Tuesday, April 26, 2005

Time Out!

In a story today on 25WEHT , Indiana day care regulations for licensed childcares say no to time out. It's the lesser of two alternatives to curbing poor behaviors. The better alternative is redirection.

Most children don’t need time out. Most children, by age three, know that no means no. Children who don’t know about no are children whose parents need discipline, and they should go along for the ride.

Discipline can be anything – deprivation of sweets or treats, time out, corporal punishment, and verbal reprimands. It’s true that punishment is the least desirable alternative to correcting poor behavior, because it makes everyone unhappy.

And no matter how often parents want to admit it, redirecting behavior might be the desired plan, but as often as not it’s the adult’s behavior that is redirected more than the child’s.

In childcare, where children try on one another’s behaviors, there is always more undesirable behavior than at home where one or two children play more or less peacefully. So separating children is a way of handling combinations of behaviors.

In other words when Harry punches William, and William hits Harry with a chair, and Harry throws a truck at William, putting one child in a chair at the art table is a way of “redirecting.” But what if Harry doesn’t want to sit at the art table? What if Harry just wants to beat up William and make him cry all day?

Time out is not the enemy. Time out is a tool like any other childcare tool. Making it against the law is as ill thought out as taking wine off the market because some people drink too much. Children are not ornaments. They are people. Just like reprimands in an adult’s life, so time out is a necessary component in a child’s life.

Here are some thoughts that might bring time out into focus:

Millie is cracked on the head with a fire truck. But it’s not Bobby’s fault, because he’s working out a problem. There’s no punishment involved because Bobby is a good boy.

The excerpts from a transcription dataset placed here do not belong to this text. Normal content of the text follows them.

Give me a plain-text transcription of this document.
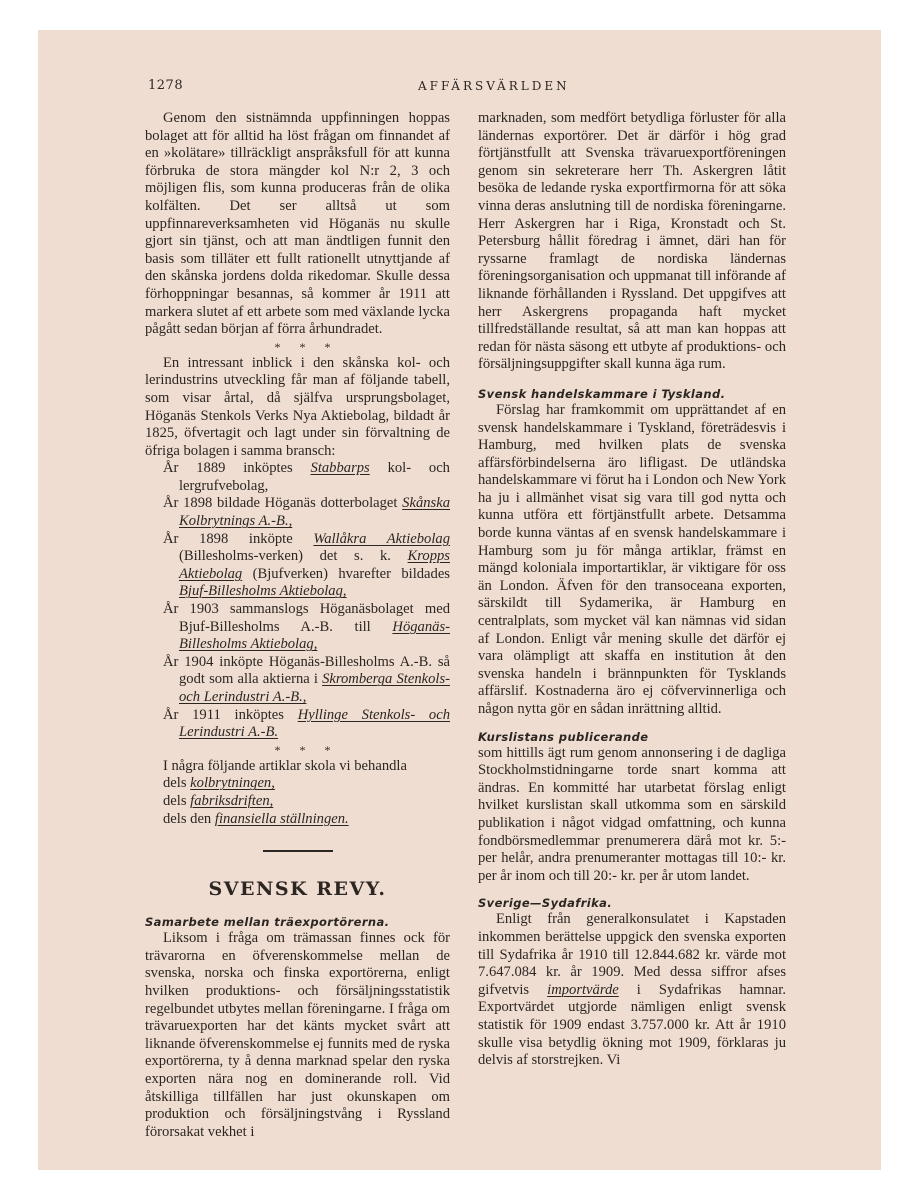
1278	AFFÄRSVÄRLDEN

Genom den sistnämnda uppfinningen hoppas bolaget att för alltid ha löst frågan om finnandet af en »kolätare» tillräckligt anspråksfull för att kunna förbruka de stora mängder kol N:r 2, 3 och möjligen flis, som kunna produceras från de olika kolfälten. Det ser alltså ut som uppfinnareverksamheten vid Höganäs nu skulle gjort sin tjänst, och att man ändtligen funnit den basis som tilläter ett fullt rationellt utnyttjande af den skånska jordens dolda rikedomar. Skulle dessa förhoppningar besannas, så kommer år 1911 att markera slutet af ett arbete som med växlande lycka pågått sedan början af förra århundradet.

* * *

En intressant inblick i den skånska kol- och lerindustrins utveckling får man af följande tabell, som visar årtal, då själfva ursprungsbolaget, Höganäs Stenkols Verks Nya Aktiebolag, bildadt år 1825, öfvertagit och lagt under sin förvaltning de öfriga bolagen i samma bransch:

År 1889 inköptes Stabbarps kol- och lergrufvebolag,
År 1898 bildade Höganäs dotterbolaget Skånska Kolbrytnings A.-B.,
År 1898 inköpte Wallåkra Aktiebolag (Billesholms-verken) det s. k. Kropps Aktiebolag (Bjufverken) hvarefter bildades Bjuf-Billesholms Aktiebolag,
År 1903 sammanslogs Höganäsbolaget med Bjuf-Billesholms A.-B. till Höganäs-Billesholms Aktiebolag,
År 1904 inköpte Höganäs-Billesholms A.-B. så godt som alla aktierna i Skromberga Stenkols- och Lerindustri A.-B.,
År 1911 inköptes Hyllinge Stenkols- och Lerindustri A.-B.

* * *

I några följande artiklar skola vi behandla

dels kolbrytningen,
dels fabriksdriften,
dels den finansiella ställningen.
SVENSK REVY.
Samarbete mellan träexportörerna.

Liksom i fråga om trämassan finnes ock för trävarorna en öfverenskommelse mellan de svenska, norska och finska exportörerna, enligt hvilken produktions- och försäljningsstatistik regelbundet utbytes mellan föreningarne. I fråga om trävaruexporten har det känts mycket svårt att liknande öfverenskommelse ej funnits med de ryska exportörerna, ty å denna marknad spelar den ryska exporten nära nog en dominerande roll. Vid åtskilliga tillfällen har just okunskapen om produktion och försäljningstvång i Ryssland förorsakat vekhet i

marknaden, som medfört betydliga förluster för alla ländernas exportörer. Det är därför i hög grad förtjänstfullt att Svenska trävaruexportföreningen genom sin sekreterare herr Th. Askergren låtit besöka de ledande ryska exportfirmorna för att söka vinna deras anslutning till de nordiska föreningarne. Herr Askergren har i Riga, Kronstadt och St. Petersburg hållit föredrag i ämnet, däri han för ryssarne framlagt de nordiska ländernas föreningsorganisation och uppmanat till införande af liknande förhållanden i Ryssland. Det uppgifves att herr Askergrens propaganda haft mycket tillfredställande resultat, så att man kan hoppas att redan för nästa säsong ett utbyte af produktions- och försäljningsuppgifter skall kunna äga rum.

Svensk handelskammare i Tyskland.

Förslag har framkommit om upprättandet af en svensk handelskammare i Tyskland, företrädesvis i Hamburg, med hvilken plats de svenska affärsförbindelserna äro lifligast. De utländska handelskammare vi förut ha i London och New York ha ju i allmänhet visat sig vara till god nytta och kunna utföra ett förtjänstfullt arbete. Detsamma borde kunna väntas af en svensk handelskammare i Hamburg som ju för många artiklar, främst en mängd koloniala importartiklar, är viktigare för oss än London. Äfven för den transoceana exporten, särskildt till Sydamerika, är Hamburg en centralplats, som mycket väl kan nämnas vid sidan af London. Enligt vår mening skulle det därför ej vara olämpligt att skaffa en institution åt den svenska handeln i brännpunkten för Tysklands affärslif. Kostnaderna äro ej cöfvervinnerliga och någon nytta gör en sådan inrättning alltid.

Kurslistans publicerande

som hittills ägt rum genom annonsering i de dagliga Stockholmstidningarne torde snart komma att ändras. En kommitté har utarbetat förslag enligt hvilket kurslistan skall utkomma som en särskild publikation i något vidgad omfattning, och kunna fondbörsmedlemmar prenumerera därå mot kr. 5:- per helår, andra prenumeranter mottagas till 10:- kr. per år inom och till 20:- kr. per år utom landet.

Sverige—Sydafrika.

Enligt från generalkonsulatet i Kapstaden inkommen berättelse uppgick den svenska exporten till Sydafrika år 1910 till 12.844.682 kr. värde mot 7.647.084 kr. år 1909. Med dessa siffror afses gifvetvis importvärde i Sydafrikas hamnar. Exportvärdet utgjorde nämligen enligt svensk statistik för 1909 endast 3.757.000 kr. Att år 1910 skulle visa betydlig ökning mot 1909, förklaras ju delvis af storstrejken. Vi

Mrs. Excello discovers why Bobby hit Millie; he wanted to. She teaches him words to use instead of fire trucks. Bobby goes off again, but this time, he adds words, “Give me your toy, or I’ll hit you with the fire truck.”

Hell-O Child Care is a great place for kids because nobody has to say, “I’m sorry.”

Last week in a local paper, a state welfare department consultant denounced time-out as a discipline because “children are good and don’t do [bad] things without reason.” He said there should never be punishment. That’s very wishful thinking because there are very poorly behaved children -- just look around -- anywhere you go.

Then ask: do caring parents who pay as much as a house payment for child care really want to know that their well behaved children are in danger because of an ideology that refuses to punish children who repeatedly hurt them? Do we want to think the state backs up the perpetrators with soft words while it denies the child-victim even a corner to get away from pummeling?

Relax. Punishment does exist. In fact, the bigger person can do more than punish; frustrated by “problem solving” which has gone awry he can send the child to the psychologist to be “treated” with “drugs” for the rest of his life. Aren’t we clever; we didn’t even use time out.

More children visit psychologists today than ever before. Is this an accident or a product of a no accountability society that denounces reflection and retreat? The ability to reflection and retreat, by the way, denotes an interior life which children do have. Developing an interior life begins in childhood.

But children will not be reflective nor even sorry if the ideal of today’s child care is anti-teacher and anti-rule. In fact, parents should know that providers are afraid of punishing any child -- even by time out -- because it’s frowned on by welfare consultants who take great delight in bullying providers and directors into submission.

And that’s why child care providers are running for their lives. The turn over in child care is the national disgrace. The few men and women who opt to do this work don’t last, and part of the problem is a lack of support from officials who have a certain agenda.

That agenda rocks our traditional culture which ascribes to the idea that the human character is flawed. But good parents will always teach young children how to amend the natural flaws that make us human and fragile. That training is called social behavior. You hear it in traditional prayer: “forgive us our trespasses.”

That’s what good child care is all about, and that’s what parents should be getting from providers for the sake of the child, and sometimes it means time out. And true, in good places where a real control of children’s behavior matters, time out is rare and therefore even more effective.

Children love limits, and they certainly will ask for time-out when confronted with more than they can handle. They will come to a parent or teacher for help. A discerning adult will understand what the human need is, and they will help even if it means someone takes a ten minute reprieve to get their intrapersonal ducks in a row.